FIGURE 3.

Identification of functional cis-acting elements in PlGF-induced PAI-1 promoter activation. A, schematics of PAI-1 promoter (−806/+19 bp, relative to transcription start site), indicating the location of HRE-1 to -5, proximal and distal AP-1, C/EBP, and Egr-1 binding sites. Luc, luciferase. B, HPMVEC were co-transfected with either WT or individual HRE mutant (mut) constructs of PAI-1 promoter and β-galactosidase plasmid prior to PlGF treatment for 6 h.

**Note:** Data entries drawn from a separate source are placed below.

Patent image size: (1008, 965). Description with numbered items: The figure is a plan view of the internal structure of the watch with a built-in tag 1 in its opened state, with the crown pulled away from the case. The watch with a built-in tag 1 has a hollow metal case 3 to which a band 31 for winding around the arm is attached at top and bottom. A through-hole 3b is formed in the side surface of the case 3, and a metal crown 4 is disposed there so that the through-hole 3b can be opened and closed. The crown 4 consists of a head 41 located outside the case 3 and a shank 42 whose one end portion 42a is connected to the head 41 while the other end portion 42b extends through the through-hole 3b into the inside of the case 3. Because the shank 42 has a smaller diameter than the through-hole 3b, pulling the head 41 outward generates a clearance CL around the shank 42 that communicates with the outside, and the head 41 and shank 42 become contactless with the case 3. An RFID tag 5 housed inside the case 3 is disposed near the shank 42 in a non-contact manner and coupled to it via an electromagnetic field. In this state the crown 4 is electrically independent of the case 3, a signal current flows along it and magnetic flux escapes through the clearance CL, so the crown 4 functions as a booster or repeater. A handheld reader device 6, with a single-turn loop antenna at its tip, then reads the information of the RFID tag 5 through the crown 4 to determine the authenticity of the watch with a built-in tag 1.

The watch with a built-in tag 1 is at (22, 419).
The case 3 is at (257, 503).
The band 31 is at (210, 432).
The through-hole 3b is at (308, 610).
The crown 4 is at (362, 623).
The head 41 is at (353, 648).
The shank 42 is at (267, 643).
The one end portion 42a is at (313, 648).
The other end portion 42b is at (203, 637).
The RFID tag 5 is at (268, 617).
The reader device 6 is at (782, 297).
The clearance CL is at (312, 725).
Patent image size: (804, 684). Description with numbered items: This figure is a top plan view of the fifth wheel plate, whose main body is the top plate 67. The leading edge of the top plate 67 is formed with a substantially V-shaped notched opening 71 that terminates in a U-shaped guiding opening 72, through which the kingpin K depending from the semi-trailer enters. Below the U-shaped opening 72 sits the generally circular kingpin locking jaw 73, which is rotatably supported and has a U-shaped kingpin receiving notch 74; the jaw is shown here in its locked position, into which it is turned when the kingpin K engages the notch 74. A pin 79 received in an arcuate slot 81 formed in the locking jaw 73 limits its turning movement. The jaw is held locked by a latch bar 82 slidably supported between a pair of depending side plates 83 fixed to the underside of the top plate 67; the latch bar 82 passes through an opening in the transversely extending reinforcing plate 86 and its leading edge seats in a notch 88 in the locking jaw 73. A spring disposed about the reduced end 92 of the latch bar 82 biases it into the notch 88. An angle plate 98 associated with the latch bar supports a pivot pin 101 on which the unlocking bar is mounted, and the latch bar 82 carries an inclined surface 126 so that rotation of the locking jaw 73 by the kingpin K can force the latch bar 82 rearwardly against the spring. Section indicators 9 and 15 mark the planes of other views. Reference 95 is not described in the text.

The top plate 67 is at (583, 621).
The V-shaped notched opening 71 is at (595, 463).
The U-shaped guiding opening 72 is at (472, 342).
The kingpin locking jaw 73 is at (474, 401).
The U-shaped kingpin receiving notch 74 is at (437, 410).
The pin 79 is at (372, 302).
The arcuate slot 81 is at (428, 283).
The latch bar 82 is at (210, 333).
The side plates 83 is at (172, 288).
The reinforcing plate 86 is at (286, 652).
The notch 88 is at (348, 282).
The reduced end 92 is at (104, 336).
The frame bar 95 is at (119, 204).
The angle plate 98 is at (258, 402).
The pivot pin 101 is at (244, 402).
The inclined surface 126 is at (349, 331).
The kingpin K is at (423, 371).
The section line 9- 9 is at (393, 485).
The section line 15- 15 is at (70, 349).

C, illustrations of an overlapping region (−158/−147 bp) containing the HRE-1 and AP-1 binding sites in the PAI-1 promoter. The mutated oligonucleotides corresponding to HRE-1, AP-1, and the overlapping region of HRE-1 and AP-1 are underlined. D, HPMVEC were co-transfected with either WT or HRE-1 mutant or AP-1 mutant or HRE-1/AP-1 mutant of PAI-1 promoter and β-galactosidase plasmid prior to PlGF treatment for 6 h. The luciferase and β-galactosidase activities were estimated. E, nuclear extracts from untreated and PlGF-treated HPMVEC (10 μg) were incubated either with a biotinylated double-stranded oligonucleotide probe corresponding to an overlapping region containing HRE-1 and AP-1 sites or with a probe containing mutations in an overlapping four shared nucleotides or mutation only in the AP-1 site. Data are representative of three independent experiments. ns, not significant.